O yüzden yaz mevsimini daha başka severim. Çünkü yaz mevsiminde üşümek yoktur. Sıcak bir battaniye gibi sarar o ısınmış hava hepimizi. Gökyüzünün maviliği , insanın içine yeni umutlar doldurur.

Yaşım 38 ve ben şimdiden bu haldeysem , Allah izin verirde 70 yaşına geldiğimde nasıl olur ruh halim bilemiyorum. Bu ruh halimi film seyrederken de maalesef üzerimden atamam. Daima oynayan karakterlerin yerine koyarım kendimi. Şimdi sen elinde mendil romantik film de seyredersin diyen sesinizi duyar gibiyim. Ama yok , fazla romantizm bayar. Tıpkı aşırı şekerli reçel gibi. Dün akşam bir savaş filmi seyrettim. Film amerikan yapımı , Irak savaşı ile ilgili bir yapımdı. Irak'tan Amerika'ya gelen askerlerin ruh hali üzerine. Orada bir sahne vardı. Amerikaya dönen ve tekrar Irak'a gönderilmek istenen ama gitmek istemeyen bir askerin yaşadığı bir anıyı canlandırmışlardı. Irak'ta bir baskında , odaları araştıran askerler , yan odadan hızla çıkan ve bir elinde kalaşnikof olan ve diğer elinde kucağında 3-4 yaşlarında çocuğu olan bir adamla karşılaştılar. Bir an hepsi dona kaldı ama kucağında çocuk olan adam , çocuğu tuttuğu elindeki el bombasını askerler doğru atıp , diğer eliyle de kalaşnikofla ateş açmaya başladı. Sonuç hüsran.Adam öldü. Çocuğu öldü ve bir Amerikan askeri öldü. Zaten askerde bu anısından dolayı gitmek istemiyordu Irak'a yeniden.

Kendi kendime düşündüm. Gerçekte o çocuğun katil kim? Canını korumak için ateş eden paniklemiş haldeki asker mi , yoksa çocuğunu kucağına alıp , askerlere ateş etmeye çalışan adam mı? Biz olsak, çoluğu çocuğu güvenli bir yere saklar , sonra kahramanlar gibi savaşırız. Ama onlar çocuklarını yanlarına alıp , bir nevi çocuklarını ateşin içine atıyorlardı.

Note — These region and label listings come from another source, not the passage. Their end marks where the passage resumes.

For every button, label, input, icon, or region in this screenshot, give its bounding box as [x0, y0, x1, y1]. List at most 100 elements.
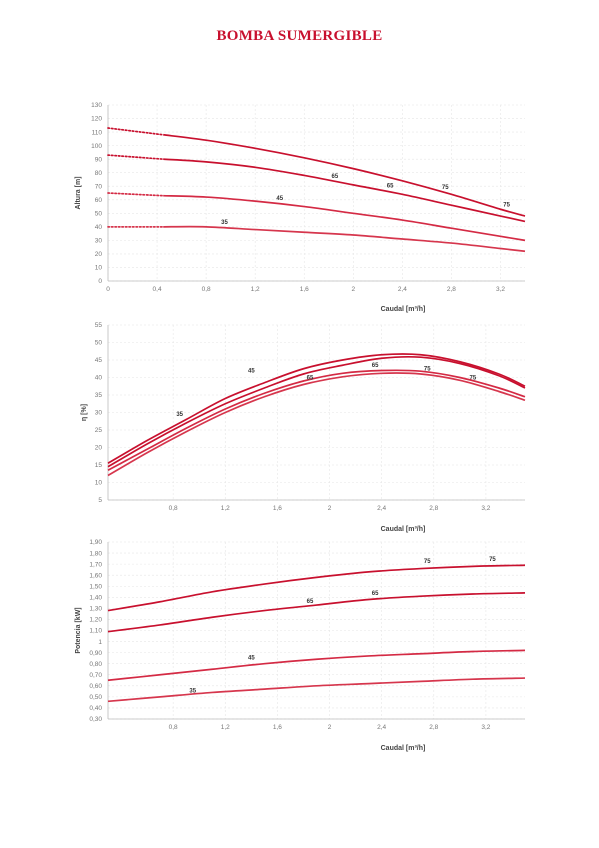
- series-dotted-extension: [107, 154, 165, 160]
- y-tick-label: 90: [95, 156, 103, 163]
- y-tick-label: 0,50: [89, 694, 102, 701]
- y-tick-label: 1,40: [89, 595, 102, 602]
- x-axis-label: Caudal [m³/h]: [381, 306, 426, 313]
- y-tick-label: 1,70: [89, 561, 102, 568]
- curve-label: 75: [503, 203, 510, 209]
- series-35: 35: [107, 677, 526, 703]
- x-tick-label: 0,8: [169, 724, 178, 731]
- y-tick-label: 40: [95, 375, 103, 382]
- grid: [107, 104, 525, 282]
- y-axis-label: Potencia [kW]: [75, 607, 82, 653]
- y-tick-label: 50: [95, 340, 103, 347]
- x-tick-label: 3,2: [481, 724, 490, 731]
- x-tick-label: 2,8: [447, 286, 456, 293]
- x-axis-label: Caudal [m³/h]: [381, 745, 426, 752]
- curve-label: 65: [372, 363, 379, 369]
- series-45: 45 75: [107, 355, 526, 468]
- y-tick-label: 60: [95, 197, 103, 204]
- x-tick-label: 1,2: [251, 286, 260, 293]
- series-line: [163, 194, 526, 242]
- series-65: 65 65: [107, 591, 526, 633]
- y-tick-label: 70: [95, 183, 103, 190]
- x-tick-label: 3,2: [496, 286, 505, 293]
- y-tick-label: 0,60: [89, 683, 102, 690]
- y-tick-label: 5: [98, 497, 102, 504]
- y-tick-label: 50: [95, 211, 103, 218]
- curve-label: 65: [372, 591, 379, 597]
- curve-label: 75: [489, 557, 496, 563]
- series-45: 45: [107, 192, 526, 242]
- series-dotted-extension: [107, 127, 165, 136]
- curve-label: 45: [248, 655, 255, 661]
- series-35: 35: [107, 220, 526, 253]
- series-line: [107, 355, 526, 468]
- curve-label: 75: [470, 375, 477, 381]
- x-tick-label: 2: [328, 724, 332, 731]
- curve-label: 65: [332, 174, 339, 180]
- series-line: [107, 592, 526, 633]
- series-line: [107, 353, 526, 464]
- series-line: [107, 677, 526, 703]
- page-title: BOMBA SUMERGIBLE: [216, 28, 383, 44]
- curve-label: 75: [424, 367, 431, 373]
- series-dotted-extension: [107, 192, 165, 197]
- x-tick-label: 2,4: [377, 505, 386, 512]
- y-tick-label: 30: [95, 410, 103, 417]
- y-tick-label: 1: [98, 639, 102, 646]
- x-tick-label: 1,6: [273, 505, 282, 512]
- series-line: [107, 369, 526, 471]
- series-line: [163, 133, 526, 217]
- y-tick-label: 35: [95, 392, 103, 399]
- y-tick-label: 0,70: [89, 672, 102, 679]
- x-tick-label: 0: [106, 286, 110, 293]
- x-tick-label: 2,4: [398, 286, 407, 293]
- curve-label: 35: [176, 412, 183, 418]
- y-tick-label: 120: [91, 116, 102, 123]
- x-tick-label: 2,4: [377, 724, 386, 731]
- y-tick-label: 80: [95, 170, 103, 177]
- y-tick-label: 30: [95, 238, 103, 245]
- x-tick-label: 3,2: [481, 505, 490, 512]
- y-tick-label: 0,80: [89, 661, 102, 668]
- y-tick-label: 40: [95, 224, 103, 231]
- series-35: 35: [107, 353, 526, 464]
- series-75: 75: [107, 367, 526, 477]
- y-tick-label: 0,40: [89, 705, 102, 712]
- curve-label: 65: [307, 375, 314, 381]
- grid: [108, 324, 525, 501]
- x-tick-label: 1,2: [221, 724, 230, 731]
- x-tick-label: 0,4: [153, 286, 162, 293]
- y-axis-label: Altura [m]: [75, 176, 82, 209]
- x-tick-label: 0,8: [169, 505, 178, 512]
- grid: [108, 541, 525, 720]
- efficiency-chart: 5 10 15 20 25 30 35 40 45 50 55 0,8 1,2 1,6 2 2,4 2,8 3,2…: [81, 322, 526, 533]
- series-line: [163, 225, 526, 253]
- curve-label: 45: [276, 196, 283, 202]
- y-tick-label: 1,10: [89, 628, 102, 635]
- y-tick-label: 130: [91, 102, 102, 109]
- x-tick-label: 1,6: [300, 286, 309, 293]
- y-tick-label: 25: [95, 427, 103, 434]
- y-tick-label: 0,90: [89, 650, 102, 657]
- y-tick-label: 0,30: [89, 716, 102, 723]
- curve-label: 35: [189, 688, 196, 694]
- y-axis-label: η [%]: [81, 404, 88, 421]
- y-tick-label: 1,80: [89, 550, 102, 557]
- curve-label: 45: [248, 368, 255, 374]
- y-tick-label: 1,60: [89, 572, 102, 579]
- x-tick-label: 2: [351, 286, 355, 293]
- y-tick-label: 0: [98, 278, 102, 285]
- x-tick-label: 2,8: [429, 724, 438, 731]
- x-tick-label: 1,2: [221, 505, 230, 512]
- y-tick-label: 100: [91, 143, 102, 150]
- y-tick-label: 45: [95, 357, 103, 364]
- series-line: [107, 372, 526, 477]
- series-line: [107, 649, 526, 682]
- curve-label: 65: [387, 184, 394, 190]
- y-tick-label: 15: [95, 462, 103, 469]
- curve-label: 35: [221, 220, 228, 226]
- y-tick-label: 10: [95, 480, 103, 487]
- series-65: 65 65: [107, 363, 526, 471]
- power-chart: 0,30 0,40 0,50 0,60 0,70 0,80 0,90 1 1,10 1,20 1,3…: [75, 539, 526, 752]
- x-axis-label: Caudal [m³/h]: [381, 526, 426, 533]
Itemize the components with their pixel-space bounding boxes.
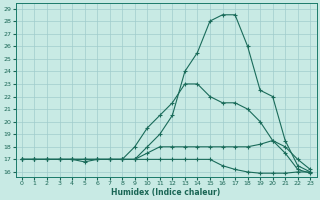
X-axis label: Humidex (Indice chaleur): Humidex (Indice chaleur) <box>111 188 221 197</box>
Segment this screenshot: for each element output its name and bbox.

Filistin'deki gerillalar aklıma geldi. İsrail tarafına füzeyi atıp sonra roket atarı çocuğunun yattığı yatağın altına saklayanlar mı , ya da silahlarını okullara gizleyenler mi , yoksa israilli kana susamışlar mı çocukların katili. Yanlış anlaşılmasın İsrail askerlerini savunmuyorum. Onların zaten nemrutluğu ortada. Çoluk çocuk dinlemeden areş açıyorlar. Ama ya bunların bu huylarını bildikleri halde çoluğunu çocuğunu yem yapanlara ne demeli.

Zaman çok kötüleşti, maalesef zamanın tüm çirkefliğini çocuklar çekiyor.

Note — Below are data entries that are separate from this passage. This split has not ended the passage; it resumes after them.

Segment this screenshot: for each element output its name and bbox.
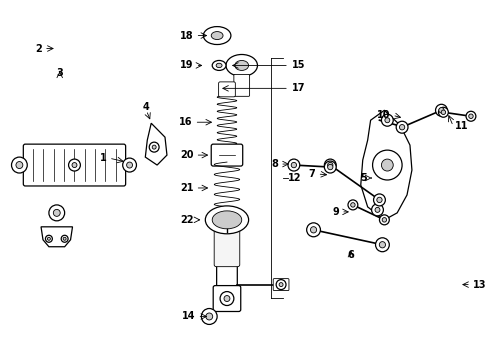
Circle shape (374, 207, 379, 212)
Circle shape (220, 292, 233, 306)
Text: 16: 16 (179, 117, 192, 127)
Text: 7: 7 (308, 169, 315, 179)
Circle shape (205, 313, 212, 320)
Text: 12: 12 (287, 173, 301, 183)
Text: 14: 14 (182, 311, 195, 321)
Circle shape (287, 159, 299, 171)
Ellipse shape (225, 54, 257, 76)
FancyBboxPatch shape (218, 82, 235, 97)
Ellipse shape (211, 32, 223, 40)
Ellipse shape (212, 211, 241, 229)
Circle shape (381, 114, 392, 126)
Circle shape (126, 162, 132, 168)
Circle shape (291, 162, 296, 168)
Text: 4: 4 (142, 102, 149, 112)
Circle shape (379, 215, 388, 225)
Circle shape (201, 309, 217, 324)
FancyBboxPatch shape (216, 226, 237, 293)
Ellipse shape (234, 60, 248, 71)
Text: 17: 17 (291, 84, 305, 93)
Circle shape (381, 159, 392, 171)
Circle shape (12, 157, 27, 173)
Circle shape (279, 283, 283, 287)
Text: 11: 11 (454, 121, 468, 131)
Circle shape (440, 110, 445, 114)
Circle shape (373, 194, 385, 206)
Circle shape (465, 111, 475, 121)
Polygon shape (41, 227, 72, 247)
Text: 10: 10 (376, 110, 389, 120)
Circle shape (324, 161, 335, 173)
Circle shape (375, 238, 388, 252)
Circle shape (347, 200, 357, 210)
FancyBboxPatch shape (273, 279, 288, 291)
Text: 15: 15 (291, 60, 305, 71)
Text: 20: 20 (180, 150, 193, 160)
Circle shape (438, 108, 443, 113)
Circle shape (324, 159, 335, 171)
Circle shape (61, 235, 68, 242)
Text: 5: 5 (359, 173, 366, 183)
Text: 21: 21 (180, 183, 193, 193)
Text: 2: 2 (35, 44, 42, 54)
Text: 3: 3 (56, 68, 63, 78)
Text: 13: 13 (472, 280, 486, 289)
Text: 19: 19 (180, 60, 193, 71)
Circle shape (47, 237, 50, 240)
Circle shape (49, 205, 64, 221)
FancyBboxPatch shape (211, 144, 242, 166)
Ellipse shape (205, 206, 248, 234)
Circle shape (384, 118, 389, 123)
Circle shape (45, 235, 52, 242)
Circle shape (149, 142, 159, 152)
Circle shape (350, 203, 354, 207)
Circle shape (372, 150, 401, 180)
Circle shape (152, 145, 156, 149)
Circle shape (72, 163, 77, 167)
Polygon shape (360, 110, 411, 220)
FancyBboxPatch shape (214, 218, 239, 267)
Circle shape (468, 114, 472, 118)
Circle shape (435, 104, 447, 116)
Text: 6: 6 (347, 250, 354, 260)
Circle shape (327, 162, 332, 168)
Circle shape (306, 223, 320, 237)
Text: 22: 22 (180, 215, 193, 225)
Ellipse shape (203, 27, 230, 45)
Circle shape (371, 204, 383, 216)
Circle shape (122, 158, 136, 172)
Circle shape (399, 125, 404, 130)
Circle shape (224, 296, 229, 302)
FancyBboxPatch shape (213, 285, 240, 311)
Circle shape (376, 197, 381, 203)
Ellipse shape (216, 63, 222, 68)
Circle shape (310, 227, 316, 233)
Text: 9: 9 (332, 207, 339, 217)
FancyBboxPatch shape (233, 75, 249, 96)
Circle shape (276, 280, 285, 289)
Ellipse shape (212, 60, 225, 71)
FancyBboxPatch shape (23, 144, 125, 186)
Circle shape (53, 210, 60, 216)
Circle shape (16, 162, 23, 168)
Circle shape (68, 159, 80, 171)
Circle shape (63, 237, 66, 240)
Text: 1: 1 (100, 153, 107, 163)
Circle shape (327, 165, 332, 170)
Text: 8: 8 (271, 159, 278, 169)
Circle shape (438, 107, 447, 117)
Circle shape (395, 121, 407, 133)
Circle shape (379, 242, 385, 248)
Circle shape (382, 217, 386, 222)
Text: 18: 18 (180, 31, 193, 41)
Polygon shape (145, 123, 166, 165)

Neyse bu insanın içini karatan konulardan uzaklaşalım biraz, zira benimde içim karardı. Ne demiştik, konuya nasıl başlamıştık, evet kar demiştik. 1987 yılında İstanbul'da epey bir kar yağmıştı. O zamanlar Kasımpaşa'da Hastane yokuşunda oturuyordum. Normalde Kasımpaşa'dan pangaltı dolmuşuna biner , pangaltına çıkara oradan da servise binerdim. O günü hiç unutmam , servis beklediğim yerde bekliyordum. Hem üşüyor , ellerimi oğuşturuyordum , hemde kar yağarken işe gidenlere bakıyordum.Servis bekle Allah bekle gelmedi. Aşağı yukarı yarım saat 45 dakika bekledimdi. sonra servis geldi , içi boş , bindim tabi.Servis şöförü Osman ağbi , okulların tatil olduğunu , kendisininde servis yoluna girmiş bulunduğunu , evime dönmemi söylemişti. İşte o an , evet işte o an , o soğuk gitmiş , yerini tatlı bir yaz meltemi almıştı dışarıda benim için. Servisten indim , kaldırma geçtim. Nasıl kar yağıyor anlatamam. Dolmuşa binmek canım istemedi. Yürüye yürüye Harbiye Ordu Evi'nin önünden Taksim , oradan Beyoğlu , tünelden aşağı Şişhane yokuşundan Kasımpaşa'ya gitmiştim. O günleri unutamam. 22 yıl geçti aradan ama hala sanki dün gibi.

Yokuştan kızakla kaymalarımız , gece saat 03:00 e kadar sürmüştü.Birde geceleyin o karda yürüye yürüye vefa bozası içmeye de gitmiştik arkadaşlarla. Ne günlerdi.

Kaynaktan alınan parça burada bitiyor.